Major League Baseball is moving the All-Star Game and Amateur Draft out of the Atlanta suburb this summer in response to Georgia’s new electoral law criticized by civil rights groups who say it will make it harder for people to vote.

It is the first major event to take place a few days after Atlanta-based Delta Air Lines Inc. and Coca-Cola Co. spoke out against the law. Supporters of the law say the changes are necessary to maintain electoral integrity.

In a statement on Friday, MLB Commissioner Rob Manfred said that after a discussion with the teams, the players union and current and former players, he “decided that the best way to demonstrate our values ​​as a sport” is to hold the event to publish the most prestigious in the sports calendar. A new host city has not yet been completed.

“Major League Baseball fundamentally supports voting rights for all Americans and opposes ballot box restrictions,” Manfred said. “Fair access to voting continues to be steadfastly supported by our game.”

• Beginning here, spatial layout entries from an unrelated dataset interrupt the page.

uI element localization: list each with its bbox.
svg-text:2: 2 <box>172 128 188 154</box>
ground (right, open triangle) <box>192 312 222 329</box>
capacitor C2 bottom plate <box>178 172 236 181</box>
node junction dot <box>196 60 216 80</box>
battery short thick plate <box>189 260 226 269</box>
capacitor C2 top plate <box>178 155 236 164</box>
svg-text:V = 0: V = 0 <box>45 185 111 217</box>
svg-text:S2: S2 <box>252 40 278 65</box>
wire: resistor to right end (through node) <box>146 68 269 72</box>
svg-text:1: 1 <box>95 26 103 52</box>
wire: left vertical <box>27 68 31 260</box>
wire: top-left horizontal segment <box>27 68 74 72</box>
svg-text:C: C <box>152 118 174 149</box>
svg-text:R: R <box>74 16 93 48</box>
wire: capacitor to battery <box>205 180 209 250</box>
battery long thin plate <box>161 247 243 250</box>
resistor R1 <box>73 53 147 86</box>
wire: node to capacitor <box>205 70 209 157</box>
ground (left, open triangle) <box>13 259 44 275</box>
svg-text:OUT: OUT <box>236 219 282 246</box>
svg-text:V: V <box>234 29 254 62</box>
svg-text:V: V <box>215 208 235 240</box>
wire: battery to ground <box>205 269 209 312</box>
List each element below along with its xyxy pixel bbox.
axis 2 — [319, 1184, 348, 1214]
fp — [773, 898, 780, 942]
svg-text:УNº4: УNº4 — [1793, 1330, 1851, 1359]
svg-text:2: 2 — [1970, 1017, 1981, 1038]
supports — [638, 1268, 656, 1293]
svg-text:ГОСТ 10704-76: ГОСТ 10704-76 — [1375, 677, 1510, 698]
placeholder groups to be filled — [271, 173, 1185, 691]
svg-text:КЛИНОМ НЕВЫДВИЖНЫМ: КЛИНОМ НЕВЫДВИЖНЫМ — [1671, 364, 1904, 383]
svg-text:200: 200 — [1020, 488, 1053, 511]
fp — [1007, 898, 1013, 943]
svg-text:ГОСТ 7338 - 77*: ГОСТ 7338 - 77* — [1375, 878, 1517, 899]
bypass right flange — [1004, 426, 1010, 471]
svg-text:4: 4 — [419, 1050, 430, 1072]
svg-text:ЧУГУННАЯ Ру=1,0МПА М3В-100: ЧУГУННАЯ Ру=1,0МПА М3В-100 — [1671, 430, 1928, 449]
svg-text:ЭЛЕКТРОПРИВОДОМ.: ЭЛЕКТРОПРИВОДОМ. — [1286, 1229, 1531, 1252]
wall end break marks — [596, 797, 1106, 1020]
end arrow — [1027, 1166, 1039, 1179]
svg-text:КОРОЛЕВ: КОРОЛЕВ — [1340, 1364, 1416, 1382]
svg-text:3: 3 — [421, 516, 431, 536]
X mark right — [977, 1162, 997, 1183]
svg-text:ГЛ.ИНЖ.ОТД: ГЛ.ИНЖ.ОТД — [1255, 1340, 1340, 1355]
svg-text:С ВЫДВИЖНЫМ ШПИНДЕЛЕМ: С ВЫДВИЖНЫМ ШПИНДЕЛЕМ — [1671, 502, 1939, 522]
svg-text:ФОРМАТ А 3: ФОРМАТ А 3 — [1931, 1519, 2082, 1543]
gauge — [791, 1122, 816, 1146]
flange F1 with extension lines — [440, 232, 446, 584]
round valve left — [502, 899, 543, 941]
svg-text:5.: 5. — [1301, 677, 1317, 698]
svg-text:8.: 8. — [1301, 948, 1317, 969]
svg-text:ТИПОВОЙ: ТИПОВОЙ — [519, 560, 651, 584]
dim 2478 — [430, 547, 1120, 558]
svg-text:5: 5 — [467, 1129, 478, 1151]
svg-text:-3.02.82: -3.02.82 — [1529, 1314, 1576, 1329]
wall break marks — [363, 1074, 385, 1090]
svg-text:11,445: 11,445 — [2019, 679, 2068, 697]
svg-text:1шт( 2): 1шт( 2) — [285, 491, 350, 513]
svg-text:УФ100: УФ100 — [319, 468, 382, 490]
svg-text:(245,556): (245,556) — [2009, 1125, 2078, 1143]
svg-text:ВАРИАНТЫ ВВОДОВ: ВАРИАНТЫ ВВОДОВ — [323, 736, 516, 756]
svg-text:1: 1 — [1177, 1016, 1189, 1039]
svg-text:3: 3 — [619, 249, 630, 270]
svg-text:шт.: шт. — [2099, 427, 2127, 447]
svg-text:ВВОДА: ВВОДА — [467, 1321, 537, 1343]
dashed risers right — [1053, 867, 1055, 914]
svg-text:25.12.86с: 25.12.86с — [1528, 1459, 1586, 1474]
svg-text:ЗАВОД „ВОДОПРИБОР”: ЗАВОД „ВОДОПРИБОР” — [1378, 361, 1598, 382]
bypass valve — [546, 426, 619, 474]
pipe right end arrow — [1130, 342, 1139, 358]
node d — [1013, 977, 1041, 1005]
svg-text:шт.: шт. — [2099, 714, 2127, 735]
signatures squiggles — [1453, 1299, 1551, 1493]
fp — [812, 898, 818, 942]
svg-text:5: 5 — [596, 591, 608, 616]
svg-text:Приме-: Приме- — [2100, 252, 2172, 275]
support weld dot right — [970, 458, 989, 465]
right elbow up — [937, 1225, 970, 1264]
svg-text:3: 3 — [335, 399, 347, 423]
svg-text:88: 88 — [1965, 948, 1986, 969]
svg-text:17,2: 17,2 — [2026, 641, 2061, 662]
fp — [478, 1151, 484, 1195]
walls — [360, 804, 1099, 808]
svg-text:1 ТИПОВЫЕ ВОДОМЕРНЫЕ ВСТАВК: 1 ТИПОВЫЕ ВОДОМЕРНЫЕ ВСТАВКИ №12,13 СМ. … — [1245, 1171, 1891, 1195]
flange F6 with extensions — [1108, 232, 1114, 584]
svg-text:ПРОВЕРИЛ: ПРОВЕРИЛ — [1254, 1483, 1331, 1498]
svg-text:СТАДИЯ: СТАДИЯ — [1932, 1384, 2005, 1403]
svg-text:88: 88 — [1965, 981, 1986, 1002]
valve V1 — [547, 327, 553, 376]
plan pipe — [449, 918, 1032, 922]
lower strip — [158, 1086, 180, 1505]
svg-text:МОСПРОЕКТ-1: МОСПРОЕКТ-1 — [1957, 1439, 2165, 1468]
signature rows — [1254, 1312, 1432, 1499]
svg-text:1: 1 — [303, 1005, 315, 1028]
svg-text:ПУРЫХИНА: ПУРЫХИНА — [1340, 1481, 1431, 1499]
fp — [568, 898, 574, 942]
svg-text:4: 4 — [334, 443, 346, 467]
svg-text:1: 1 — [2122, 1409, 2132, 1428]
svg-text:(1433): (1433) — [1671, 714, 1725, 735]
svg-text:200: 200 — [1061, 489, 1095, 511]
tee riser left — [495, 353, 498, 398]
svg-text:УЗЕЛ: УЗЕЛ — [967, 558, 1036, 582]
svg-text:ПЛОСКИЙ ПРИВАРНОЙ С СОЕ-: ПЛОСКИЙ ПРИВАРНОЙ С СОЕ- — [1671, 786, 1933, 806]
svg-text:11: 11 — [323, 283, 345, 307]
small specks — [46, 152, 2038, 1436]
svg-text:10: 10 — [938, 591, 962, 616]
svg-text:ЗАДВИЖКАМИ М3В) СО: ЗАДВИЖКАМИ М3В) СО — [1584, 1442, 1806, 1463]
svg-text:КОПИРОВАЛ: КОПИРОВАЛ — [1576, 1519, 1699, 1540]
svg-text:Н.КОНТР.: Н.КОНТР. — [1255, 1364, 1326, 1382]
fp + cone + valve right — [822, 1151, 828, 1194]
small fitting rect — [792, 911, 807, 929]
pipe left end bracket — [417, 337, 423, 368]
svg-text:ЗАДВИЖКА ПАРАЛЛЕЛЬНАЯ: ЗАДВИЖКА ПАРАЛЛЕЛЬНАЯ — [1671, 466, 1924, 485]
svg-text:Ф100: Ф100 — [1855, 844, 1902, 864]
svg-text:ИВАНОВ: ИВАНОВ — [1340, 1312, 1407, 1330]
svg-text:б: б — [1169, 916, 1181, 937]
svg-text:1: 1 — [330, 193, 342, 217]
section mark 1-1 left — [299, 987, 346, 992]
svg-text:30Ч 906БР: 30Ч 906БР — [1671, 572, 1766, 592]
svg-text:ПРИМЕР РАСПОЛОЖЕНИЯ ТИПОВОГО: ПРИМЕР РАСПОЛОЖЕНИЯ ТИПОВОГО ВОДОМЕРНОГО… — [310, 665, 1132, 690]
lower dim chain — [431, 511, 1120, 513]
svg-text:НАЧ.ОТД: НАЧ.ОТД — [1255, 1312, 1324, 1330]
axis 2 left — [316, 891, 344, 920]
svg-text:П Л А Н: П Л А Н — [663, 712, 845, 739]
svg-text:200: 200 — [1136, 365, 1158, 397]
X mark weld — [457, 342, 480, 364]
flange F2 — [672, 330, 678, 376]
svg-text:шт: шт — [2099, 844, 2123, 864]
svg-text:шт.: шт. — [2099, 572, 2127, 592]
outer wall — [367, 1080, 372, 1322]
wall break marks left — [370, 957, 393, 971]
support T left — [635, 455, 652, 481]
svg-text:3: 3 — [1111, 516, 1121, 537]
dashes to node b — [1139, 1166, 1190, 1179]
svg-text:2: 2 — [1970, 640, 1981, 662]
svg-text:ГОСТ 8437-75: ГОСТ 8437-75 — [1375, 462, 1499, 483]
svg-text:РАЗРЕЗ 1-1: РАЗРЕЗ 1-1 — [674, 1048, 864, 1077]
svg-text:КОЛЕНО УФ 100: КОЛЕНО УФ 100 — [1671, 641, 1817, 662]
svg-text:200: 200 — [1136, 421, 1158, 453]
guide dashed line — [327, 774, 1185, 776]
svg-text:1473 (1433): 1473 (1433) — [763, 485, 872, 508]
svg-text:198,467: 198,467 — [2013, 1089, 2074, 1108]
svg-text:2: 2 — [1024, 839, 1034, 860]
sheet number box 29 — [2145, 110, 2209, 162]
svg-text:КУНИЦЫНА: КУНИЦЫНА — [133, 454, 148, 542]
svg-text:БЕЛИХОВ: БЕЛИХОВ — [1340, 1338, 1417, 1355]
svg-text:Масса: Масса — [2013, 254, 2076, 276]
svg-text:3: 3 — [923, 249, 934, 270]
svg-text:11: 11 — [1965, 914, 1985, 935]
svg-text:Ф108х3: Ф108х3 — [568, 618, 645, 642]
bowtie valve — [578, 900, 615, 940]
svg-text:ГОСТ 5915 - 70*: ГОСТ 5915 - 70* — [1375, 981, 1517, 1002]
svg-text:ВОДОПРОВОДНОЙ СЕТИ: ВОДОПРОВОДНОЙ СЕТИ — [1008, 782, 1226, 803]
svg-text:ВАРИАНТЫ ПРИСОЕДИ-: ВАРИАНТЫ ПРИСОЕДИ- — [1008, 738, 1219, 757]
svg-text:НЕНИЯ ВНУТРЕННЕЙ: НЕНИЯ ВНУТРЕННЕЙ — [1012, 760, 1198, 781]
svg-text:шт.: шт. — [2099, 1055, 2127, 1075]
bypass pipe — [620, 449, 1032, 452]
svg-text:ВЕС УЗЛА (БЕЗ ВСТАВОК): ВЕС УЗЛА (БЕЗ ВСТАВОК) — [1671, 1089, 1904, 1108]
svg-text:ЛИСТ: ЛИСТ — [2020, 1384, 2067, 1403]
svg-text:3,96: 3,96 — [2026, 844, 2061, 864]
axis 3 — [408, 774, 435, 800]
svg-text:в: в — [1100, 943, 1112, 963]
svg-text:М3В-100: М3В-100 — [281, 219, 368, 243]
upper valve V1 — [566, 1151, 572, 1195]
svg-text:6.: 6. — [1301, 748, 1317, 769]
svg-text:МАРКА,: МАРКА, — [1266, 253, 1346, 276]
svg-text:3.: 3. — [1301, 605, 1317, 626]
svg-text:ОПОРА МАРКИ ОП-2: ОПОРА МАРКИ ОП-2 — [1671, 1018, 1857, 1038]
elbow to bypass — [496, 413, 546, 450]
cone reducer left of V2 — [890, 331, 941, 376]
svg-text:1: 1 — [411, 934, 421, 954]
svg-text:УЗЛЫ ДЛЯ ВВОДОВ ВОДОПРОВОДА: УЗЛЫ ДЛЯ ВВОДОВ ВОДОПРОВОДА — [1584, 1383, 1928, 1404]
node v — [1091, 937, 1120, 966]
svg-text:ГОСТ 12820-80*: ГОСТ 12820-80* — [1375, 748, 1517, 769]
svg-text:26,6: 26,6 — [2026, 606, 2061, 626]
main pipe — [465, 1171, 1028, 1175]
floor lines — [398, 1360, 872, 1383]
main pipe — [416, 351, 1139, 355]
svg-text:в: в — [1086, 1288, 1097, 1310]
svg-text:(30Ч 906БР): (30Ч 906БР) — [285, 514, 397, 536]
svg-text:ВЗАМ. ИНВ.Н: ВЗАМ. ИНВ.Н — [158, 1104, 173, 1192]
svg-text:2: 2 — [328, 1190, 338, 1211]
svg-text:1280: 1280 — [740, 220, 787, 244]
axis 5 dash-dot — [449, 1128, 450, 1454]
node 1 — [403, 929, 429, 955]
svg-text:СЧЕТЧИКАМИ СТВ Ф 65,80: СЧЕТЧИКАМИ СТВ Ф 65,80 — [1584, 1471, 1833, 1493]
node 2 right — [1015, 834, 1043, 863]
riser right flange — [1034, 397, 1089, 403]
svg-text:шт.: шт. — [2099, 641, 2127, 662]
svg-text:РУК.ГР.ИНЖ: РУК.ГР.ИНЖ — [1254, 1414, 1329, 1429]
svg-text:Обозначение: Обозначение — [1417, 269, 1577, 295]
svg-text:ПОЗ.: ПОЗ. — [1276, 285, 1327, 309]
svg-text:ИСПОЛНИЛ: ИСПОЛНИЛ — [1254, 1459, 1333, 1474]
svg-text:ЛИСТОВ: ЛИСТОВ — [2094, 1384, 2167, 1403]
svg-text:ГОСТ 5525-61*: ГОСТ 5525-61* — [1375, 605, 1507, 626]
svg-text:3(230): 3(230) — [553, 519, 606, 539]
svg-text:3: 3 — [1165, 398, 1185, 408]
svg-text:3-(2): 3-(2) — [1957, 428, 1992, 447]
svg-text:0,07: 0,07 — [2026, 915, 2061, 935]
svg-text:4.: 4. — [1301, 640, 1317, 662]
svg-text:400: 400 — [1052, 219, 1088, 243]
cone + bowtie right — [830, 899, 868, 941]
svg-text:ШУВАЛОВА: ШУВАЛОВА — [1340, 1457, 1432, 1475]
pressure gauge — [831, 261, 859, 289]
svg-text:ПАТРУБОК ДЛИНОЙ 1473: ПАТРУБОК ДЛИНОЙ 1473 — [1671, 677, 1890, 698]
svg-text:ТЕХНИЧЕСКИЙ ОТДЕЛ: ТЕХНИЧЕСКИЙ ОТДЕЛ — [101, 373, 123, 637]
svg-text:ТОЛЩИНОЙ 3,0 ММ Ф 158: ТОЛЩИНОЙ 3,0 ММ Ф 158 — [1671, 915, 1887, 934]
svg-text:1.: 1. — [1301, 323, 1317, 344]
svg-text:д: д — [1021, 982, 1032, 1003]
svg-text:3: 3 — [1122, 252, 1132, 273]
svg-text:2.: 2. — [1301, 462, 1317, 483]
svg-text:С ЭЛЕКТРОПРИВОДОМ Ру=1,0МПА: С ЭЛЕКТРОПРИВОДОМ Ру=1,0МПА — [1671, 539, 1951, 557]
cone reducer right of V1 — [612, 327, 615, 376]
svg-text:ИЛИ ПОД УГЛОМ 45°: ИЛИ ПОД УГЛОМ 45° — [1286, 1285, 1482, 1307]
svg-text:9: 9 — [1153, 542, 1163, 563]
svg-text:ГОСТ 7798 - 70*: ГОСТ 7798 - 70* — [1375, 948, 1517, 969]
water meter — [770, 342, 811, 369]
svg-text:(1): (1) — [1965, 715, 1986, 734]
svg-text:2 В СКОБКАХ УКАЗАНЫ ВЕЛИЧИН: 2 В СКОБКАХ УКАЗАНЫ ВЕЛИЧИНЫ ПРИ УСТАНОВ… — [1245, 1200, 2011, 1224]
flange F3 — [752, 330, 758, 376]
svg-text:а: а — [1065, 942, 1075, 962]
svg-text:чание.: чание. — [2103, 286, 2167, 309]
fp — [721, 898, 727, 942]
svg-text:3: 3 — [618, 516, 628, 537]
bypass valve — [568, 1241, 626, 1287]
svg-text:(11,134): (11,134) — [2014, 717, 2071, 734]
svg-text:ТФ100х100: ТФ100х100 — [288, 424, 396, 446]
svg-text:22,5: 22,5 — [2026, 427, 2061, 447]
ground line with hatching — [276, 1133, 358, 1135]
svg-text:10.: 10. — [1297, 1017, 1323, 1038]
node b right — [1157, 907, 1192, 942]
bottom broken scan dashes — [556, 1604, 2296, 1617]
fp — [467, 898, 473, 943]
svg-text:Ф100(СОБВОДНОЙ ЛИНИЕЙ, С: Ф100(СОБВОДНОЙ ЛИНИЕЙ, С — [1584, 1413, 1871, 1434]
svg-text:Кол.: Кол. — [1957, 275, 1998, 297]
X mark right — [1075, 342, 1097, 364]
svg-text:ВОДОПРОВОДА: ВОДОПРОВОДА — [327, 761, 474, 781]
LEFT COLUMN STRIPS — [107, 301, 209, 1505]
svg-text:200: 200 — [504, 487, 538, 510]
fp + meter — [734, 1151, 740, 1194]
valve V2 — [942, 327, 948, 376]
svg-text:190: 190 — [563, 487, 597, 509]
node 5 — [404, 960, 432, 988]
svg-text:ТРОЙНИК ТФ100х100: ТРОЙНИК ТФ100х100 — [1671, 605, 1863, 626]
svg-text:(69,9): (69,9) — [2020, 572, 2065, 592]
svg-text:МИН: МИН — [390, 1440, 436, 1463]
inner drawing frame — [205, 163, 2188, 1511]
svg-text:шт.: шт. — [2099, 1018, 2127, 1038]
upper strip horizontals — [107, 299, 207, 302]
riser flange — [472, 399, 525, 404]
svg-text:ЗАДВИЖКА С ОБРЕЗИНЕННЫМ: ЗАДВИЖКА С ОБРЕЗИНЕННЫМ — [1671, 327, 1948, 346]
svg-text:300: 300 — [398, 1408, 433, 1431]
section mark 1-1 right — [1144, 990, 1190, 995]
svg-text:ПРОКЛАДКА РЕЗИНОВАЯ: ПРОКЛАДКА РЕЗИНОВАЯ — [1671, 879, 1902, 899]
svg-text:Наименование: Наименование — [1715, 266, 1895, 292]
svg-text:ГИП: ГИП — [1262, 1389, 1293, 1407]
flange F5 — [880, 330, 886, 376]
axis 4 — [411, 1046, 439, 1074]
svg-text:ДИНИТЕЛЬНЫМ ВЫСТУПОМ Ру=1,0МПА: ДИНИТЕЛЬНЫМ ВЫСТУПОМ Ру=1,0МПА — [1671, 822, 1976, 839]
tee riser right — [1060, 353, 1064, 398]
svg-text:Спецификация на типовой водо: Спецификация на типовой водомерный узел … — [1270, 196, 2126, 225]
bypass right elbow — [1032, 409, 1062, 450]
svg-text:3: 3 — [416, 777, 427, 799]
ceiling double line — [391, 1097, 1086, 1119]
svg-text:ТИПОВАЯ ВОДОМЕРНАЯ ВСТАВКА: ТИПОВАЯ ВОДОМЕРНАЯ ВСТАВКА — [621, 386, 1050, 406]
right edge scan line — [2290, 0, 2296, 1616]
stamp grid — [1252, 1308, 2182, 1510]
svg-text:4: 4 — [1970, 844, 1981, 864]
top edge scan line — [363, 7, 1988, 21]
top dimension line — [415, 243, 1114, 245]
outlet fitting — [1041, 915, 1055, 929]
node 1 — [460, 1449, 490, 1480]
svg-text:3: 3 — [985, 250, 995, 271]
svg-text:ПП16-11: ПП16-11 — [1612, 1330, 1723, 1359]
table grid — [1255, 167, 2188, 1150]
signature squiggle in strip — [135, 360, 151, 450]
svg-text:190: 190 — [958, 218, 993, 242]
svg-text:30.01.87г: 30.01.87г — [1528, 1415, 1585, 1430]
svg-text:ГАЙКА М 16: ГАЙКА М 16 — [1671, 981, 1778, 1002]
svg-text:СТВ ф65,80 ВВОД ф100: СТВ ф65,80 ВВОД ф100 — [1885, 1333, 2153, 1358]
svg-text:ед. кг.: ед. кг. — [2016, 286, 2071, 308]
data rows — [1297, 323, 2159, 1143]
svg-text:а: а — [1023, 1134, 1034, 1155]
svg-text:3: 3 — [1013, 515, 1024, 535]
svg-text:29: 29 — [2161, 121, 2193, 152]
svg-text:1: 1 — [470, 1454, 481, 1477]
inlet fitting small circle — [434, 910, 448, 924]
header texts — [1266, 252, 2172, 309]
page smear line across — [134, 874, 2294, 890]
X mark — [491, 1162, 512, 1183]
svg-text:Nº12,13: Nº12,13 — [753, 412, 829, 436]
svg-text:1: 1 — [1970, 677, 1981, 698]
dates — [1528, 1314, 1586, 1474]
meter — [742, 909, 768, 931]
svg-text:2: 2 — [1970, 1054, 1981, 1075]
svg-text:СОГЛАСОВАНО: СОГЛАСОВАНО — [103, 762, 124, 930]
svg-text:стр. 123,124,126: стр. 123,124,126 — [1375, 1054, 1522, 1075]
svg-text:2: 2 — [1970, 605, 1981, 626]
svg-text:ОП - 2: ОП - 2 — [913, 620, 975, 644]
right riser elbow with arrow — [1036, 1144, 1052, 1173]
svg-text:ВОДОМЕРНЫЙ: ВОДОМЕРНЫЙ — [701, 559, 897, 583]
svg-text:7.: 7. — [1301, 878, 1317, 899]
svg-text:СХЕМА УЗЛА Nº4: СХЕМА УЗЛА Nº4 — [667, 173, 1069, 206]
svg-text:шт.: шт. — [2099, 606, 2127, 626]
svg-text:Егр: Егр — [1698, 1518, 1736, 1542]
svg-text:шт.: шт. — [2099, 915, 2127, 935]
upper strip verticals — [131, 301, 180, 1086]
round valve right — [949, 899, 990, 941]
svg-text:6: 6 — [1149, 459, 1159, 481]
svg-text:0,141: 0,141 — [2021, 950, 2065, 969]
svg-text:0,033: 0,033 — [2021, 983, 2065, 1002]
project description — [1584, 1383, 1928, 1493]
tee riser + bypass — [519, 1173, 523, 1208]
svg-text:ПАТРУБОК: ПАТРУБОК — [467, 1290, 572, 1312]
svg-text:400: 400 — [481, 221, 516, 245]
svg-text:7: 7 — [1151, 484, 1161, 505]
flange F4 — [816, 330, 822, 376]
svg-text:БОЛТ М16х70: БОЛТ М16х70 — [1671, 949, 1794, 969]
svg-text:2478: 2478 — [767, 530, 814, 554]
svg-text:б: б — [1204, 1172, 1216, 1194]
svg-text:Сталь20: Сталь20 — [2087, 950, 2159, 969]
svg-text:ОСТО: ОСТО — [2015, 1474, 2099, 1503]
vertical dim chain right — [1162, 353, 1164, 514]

This year’s all-star game was especially poignant in the town where baseball legend Hank Aaron played much of his career. Aaron, the hard-hitting outfielder who suffered a flurry of racism on his way to beat Babe Ruth’s record on home runs during his 21 seasons with the Braves, died earlier this year. This would be the first All-Star game in the Atlanta area since 2000 and the first in Truist Park, home of the Braves, since 2017.